Both BP and Shell are currently top ten names** in the Rathbone Income fund run by Carl Stick and Alan Dobbie*. In a recent update, the managers noted how the success of the oil giants had helped them fund positions in other businesses, such as retailer Games Workshop and recruitment consultant Hays. “Following an extended period of good performance on the back of a soaring oil price, we have taken a little bit of money off the table by trimming Shell and BP,” they said.

Schroder Income

Shell and Eni SpA, the Italian oil and gas company, and BP are all among the top ten holdings** of Schroder Income fund run by Kevin Murphy and Nick Kirrage**. This is a deep value driven fund, investing in companies valued at less than their true worth and waiting for a correction. It is a fund that seeks to balance dividend yield with dividend growth and balance sheet safety to achieve a growing income.

Artemis Income

BP is currently the second largest holding in the Artemis Income fund**, which is managed by Adrian Frost, Nick Shenton and Andy Marsh. Their portfolio aims to provide investors with a steady and growing income along with long-term capital growth. At least 80% of the fund will be in invested in the UK. Its holdings tend to be stable, well-established businesses with the financial strength to pay solid dividends to their shareholders.

Of course, not everyone will want to invest in oil. James Yardley, senior research analyst at Chelsea Financial Services, said: “This might be quite a good trade currently, but personally I why would caution a long-term investment in the space. The higher price of oil, gas and petrol will only help accelerate the renewable energy and electric car transition. And, as we know, oil can be extremely volatile.
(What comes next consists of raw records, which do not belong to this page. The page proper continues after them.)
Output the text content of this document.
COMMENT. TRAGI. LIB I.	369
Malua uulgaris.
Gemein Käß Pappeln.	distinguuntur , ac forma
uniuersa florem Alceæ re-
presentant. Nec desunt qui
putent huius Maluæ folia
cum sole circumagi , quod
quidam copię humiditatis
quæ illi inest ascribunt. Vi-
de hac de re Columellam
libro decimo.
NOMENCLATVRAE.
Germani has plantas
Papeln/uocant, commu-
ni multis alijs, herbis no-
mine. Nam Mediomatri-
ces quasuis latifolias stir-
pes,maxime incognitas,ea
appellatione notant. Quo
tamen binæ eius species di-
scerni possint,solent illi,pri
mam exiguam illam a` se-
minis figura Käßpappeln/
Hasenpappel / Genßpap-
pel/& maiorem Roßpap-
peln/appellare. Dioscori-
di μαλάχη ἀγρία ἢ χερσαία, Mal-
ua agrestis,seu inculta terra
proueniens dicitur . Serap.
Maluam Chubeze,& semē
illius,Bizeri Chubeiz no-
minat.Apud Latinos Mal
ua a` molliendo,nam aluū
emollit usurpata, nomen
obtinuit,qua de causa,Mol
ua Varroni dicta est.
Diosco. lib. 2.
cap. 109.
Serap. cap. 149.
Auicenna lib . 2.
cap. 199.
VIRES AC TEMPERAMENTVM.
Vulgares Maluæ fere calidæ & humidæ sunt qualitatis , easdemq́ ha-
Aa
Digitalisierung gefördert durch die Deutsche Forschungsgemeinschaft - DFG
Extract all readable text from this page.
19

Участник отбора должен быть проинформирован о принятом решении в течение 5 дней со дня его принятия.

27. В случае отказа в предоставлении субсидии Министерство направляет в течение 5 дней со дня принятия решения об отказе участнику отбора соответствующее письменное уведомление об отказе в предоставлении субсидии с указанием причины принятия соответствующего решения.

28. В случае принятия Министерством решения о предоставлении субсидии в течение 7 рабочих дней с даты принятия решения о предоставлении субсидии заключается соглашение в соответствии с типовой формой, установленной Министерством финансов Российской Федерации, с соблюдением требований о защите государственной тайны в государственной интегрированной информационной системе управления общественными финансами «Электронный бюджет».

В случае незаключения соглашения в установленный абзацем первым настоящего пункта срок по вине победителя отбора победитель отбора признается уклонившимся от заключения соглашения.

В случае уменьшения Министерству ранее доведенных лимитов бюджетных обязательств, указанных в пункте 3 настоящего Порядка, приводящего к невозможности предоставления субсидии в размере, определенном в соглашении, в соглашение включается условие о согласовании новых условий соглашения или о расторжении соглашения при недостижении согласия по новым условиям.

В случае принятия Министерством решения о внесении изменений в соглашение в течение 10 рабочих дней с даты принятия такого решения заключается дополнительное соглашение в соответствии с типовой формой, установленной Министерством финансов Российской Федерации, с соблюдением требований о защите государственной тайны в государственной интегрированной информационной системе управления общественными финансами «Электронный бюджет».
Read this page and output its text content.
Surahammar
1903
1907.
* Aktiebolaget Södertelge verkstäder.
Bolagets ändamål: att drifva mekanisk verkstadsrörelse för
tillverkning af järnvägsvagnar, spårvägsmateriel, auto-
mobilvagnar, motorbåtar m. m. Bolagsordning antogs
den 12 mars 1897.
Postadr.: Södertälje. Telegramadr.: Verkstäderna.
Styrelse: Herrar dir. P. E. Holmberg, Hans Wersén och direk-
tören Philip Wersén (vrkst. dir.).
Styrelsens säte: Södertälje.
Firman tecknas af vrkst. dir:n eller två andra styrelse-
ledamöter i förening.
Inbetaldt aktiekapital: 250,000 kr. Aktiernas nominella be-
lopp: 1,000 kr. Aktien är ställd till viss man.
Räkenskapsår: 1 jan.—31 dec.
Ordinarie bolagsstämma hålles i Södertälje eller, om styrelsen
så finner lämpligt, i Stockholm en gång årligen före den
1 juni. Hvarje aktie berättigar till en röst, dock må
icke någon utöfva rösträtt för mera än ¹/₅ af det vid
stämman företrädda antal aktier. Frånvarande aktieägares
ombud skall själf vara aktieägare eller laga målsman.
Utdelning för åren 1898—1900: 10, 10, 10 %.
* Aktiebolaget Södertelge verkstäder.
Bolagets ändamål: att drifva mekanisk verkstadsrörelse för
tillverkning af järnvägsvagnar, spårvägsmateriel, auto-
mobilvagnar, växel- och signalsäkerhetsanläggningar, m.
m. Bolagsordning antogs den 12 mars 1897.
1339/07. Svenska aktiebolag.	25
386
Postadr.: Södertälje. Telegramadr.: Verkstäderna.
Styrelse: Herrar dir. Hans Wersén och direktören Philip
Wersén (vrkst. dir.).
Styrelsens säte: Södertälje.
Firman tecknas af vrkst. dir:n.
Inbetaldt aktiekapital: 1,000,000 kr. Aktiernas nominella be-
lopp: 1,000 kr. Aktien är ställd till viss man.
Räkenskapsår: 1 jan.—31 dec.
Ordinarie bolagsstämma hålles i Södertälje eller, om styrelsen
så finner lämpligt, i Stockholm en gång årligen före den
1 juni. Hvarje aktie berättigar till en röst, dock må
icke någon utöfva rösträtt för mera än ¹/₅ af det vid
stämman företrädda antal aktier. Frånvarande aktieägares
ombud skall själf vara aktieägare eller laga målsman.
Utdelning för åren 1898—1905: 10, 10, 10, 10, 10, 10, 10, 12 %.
The shale gas reserves in the US have also probably put a cap on how high prices can go and many OPEC countries will be very keen to take advantage of this one last hurrah for oil by pumping out as much as they can. 

“An alternative option would be to look at some renewable energy names. Many of these have sold off recently, however, they benefit just the same from higher electricity prices which are now a multiple of the price they were a year ago.”

Funds in this space include VT Gravis Clean Energy Income and Ninety One Global Environment

*Source: Google finance, 24 February 2022
**Source: fund factsheet, 31 January 2022

Past performance is not a reliable guide to future returns. You may not get back the amount originally invested, and tax rules can change over time. The views expressed are those of the author and fund managers and do not constitute financial advice.